While it wouldn’t be ideal for any organisation to solely act on employee wellness initiatives because of the direct impact that these have on levels of productivity and profitability, it is an entry point to having discussions that focus on the humanity of each employee and the unique value they bring to the organisation. For as long as organisations refuse to acknowledge this fact, quiet quitting will be a phenomenon that will just take on different names and will continue to challenge employers to think and act differently in their quest for longevity and sustainability where people are concerned.

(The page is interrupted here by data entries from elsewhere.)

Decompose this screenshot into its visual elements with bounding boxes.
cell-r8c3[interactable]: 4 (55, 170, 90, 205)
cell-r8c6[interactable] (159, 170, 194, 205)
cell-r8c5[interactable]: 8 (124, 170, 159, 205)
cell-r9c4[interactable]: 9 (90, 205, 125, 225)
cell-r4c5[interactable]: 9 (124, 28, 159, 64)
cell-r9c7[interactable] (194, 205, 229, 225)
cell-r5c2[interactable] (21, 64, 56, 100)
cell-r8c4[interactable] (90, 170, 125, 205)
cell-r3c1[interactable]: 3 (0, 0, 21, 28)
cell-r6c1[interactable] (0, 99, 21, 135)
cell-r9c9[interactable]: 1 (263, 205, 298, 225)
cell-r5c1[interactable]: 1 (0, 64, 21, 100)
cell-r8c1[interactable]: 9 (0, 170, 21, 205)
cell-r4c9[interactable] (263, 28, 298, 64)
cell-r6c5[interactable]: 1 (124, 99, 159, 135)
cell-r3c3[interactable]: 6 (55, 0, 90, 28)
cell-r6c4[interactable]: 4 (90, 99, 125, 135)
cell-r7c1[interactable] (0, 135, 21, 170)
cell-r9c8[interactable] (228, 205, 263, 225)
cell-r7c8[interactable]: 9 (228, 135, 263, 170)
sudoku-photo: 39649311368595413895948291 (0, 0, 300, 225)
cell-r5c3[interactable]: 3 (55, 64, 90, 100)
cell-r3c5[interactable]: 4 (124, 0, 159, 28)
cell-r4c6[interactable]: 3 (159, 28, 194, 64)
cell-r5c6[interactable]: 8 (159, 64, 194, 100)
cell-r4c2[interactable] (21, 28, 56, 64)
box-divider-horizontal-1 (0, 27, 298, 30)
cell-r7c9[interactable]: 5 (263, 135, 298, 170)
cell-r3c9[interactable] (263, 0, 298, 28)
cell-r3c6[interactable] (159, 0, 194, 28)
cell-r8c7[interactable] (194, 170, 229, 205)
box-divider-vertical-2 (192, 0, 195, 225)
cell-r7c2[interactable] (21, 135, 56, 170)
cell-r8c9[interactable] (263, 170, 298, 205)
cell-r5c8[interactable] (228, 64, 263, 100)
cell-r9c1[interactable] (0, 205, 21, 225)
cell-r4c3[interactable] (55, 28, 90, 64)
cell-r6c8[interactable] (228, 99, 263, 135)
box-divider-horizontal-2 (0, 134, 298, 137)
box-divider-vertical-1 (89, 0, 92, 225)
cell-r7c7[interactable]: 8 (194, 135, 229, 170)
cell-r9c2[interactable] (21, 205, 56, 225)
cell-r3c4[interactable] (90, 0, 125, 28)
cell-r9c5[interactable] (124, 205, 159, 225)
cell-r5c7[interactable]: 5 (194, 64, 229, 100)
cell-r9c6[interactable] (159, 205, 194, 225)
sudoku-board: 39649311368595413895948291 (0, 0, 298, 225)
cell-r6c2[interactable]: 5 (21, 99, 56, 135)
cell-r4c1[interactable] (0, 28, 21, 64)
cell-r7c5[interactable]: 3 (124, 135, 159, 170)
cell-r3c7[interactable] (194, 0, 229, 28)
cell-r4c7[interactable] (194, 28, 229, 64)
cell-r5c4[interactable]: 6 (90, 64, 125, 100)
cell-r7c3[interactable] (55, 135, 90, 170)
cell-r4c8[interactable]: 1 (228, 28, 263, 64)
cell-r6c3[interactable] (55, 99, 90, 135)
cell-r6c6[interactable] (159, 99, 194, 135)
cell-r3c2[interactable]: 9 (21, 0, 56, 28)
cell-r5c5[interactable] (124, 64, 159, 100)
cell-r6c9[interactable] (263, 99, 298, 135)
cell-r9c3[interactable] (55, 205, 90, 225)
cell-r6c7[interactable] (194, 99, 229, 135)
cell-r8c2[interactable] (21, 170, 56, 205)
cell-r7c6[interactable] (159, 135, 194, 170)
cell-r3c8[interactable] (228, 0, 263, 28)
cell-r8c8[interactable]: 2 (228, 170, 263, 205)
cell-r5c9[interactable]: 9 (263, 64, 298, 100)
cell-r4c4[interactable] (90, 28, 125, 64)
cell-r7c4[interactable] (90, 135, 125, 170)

This is a call to go beyond temporary interventions and to instead look at long-term initiatives that seek to address the root cause of quiet quitting. While the reasons for each employee that decides to quietly quit differ, the knowledge and understanding that there is a space for such employees to come forward and open up about the challenges that have led them to resort to this level of disengagement, will create work environments that are inclusive, empathetic and progressive in their mission to put employees at the centre of their business. And that would only be only the beginning.